Posted Tue, 17 Jul 2018 15:12:11 GMT by Matteo Baralis
Hello.

I am building a 3D model of a Borehole Heat Exchanger that crosses 3 geological units (out of which two are aquifers). The BHE should run with a time-varying heating load with annual cicles. Thus it has been modelled with imposed Power and flow rate (in terms of time series, linearly varying).

As the simulation starts, it works well until the first few days. Then the time step collapses to extremely slow values and the Inlet and Outlet temperatures suddenly decrease of several °C.

I noticed that the virtual radius of the BHE is very large (30 m more or less) while the real radius is 0.08 m. Anyway the mesh discretization is in good agreement with the ideal element size (Delta was computed with the formula suggested in White papers Vol5.). I can also see that the mesh nodes around the BHE are coincident with the Ideal Element Size circle that can be drawn as an attribute of BHE. Furthermore, moving the nodes around the BHE, does not seem to result in variation of the virtual radius.


Do you think that the problem is the big difference in the radii? Any suggestion about ways to solve this issue ?

Thanks you in advance for any help!

Matteo
Posted Wed, 25 Jul 2018 10:49:12 GMT by Björn Kaiser
You observe a decrease in the time-step size to satisfy the error criteria you adopted. FEFLOW provides a powerful method which supports you to elucidate where the error criteria is spatially violated. This method allows you to identify critical areas with ill-posed model settings.

You can plot the nodal based error by means of predefined distributions of the primary variables you are solving for. If you solve for groundwater flow and for heat transport you can additionally distinguish whether the flow solution or the heat solution is responsible for small time-step sizes.
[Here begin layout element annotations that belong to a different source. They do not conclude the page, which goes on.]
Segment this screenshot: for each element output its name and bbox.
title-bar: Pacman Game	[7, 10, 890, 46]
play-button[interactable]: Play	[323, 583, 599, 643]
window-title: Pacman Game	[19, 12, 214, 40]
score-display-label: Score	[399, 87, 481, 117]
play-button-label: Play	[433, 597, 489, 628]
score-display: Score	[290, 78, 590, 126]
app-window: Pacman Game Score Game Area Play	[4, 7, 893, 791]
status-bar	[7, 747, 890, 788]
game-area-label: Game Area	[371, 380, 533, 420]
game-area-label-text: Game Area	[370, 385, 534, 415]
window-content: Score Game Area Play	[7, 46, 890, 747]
To activate the distribution, please go to the Data Panel and Add Predefined Distribution for the error norm of interest (e.g. $error_norm).

In this context, please note that you have to activate the predefined distribution in the fem-file (before you start the simulation). This is attributed to the fact that the error norm is calculated while FEFLOW simulates.

After you spatially identified the largest residuals you could have a look on the local settings at this location.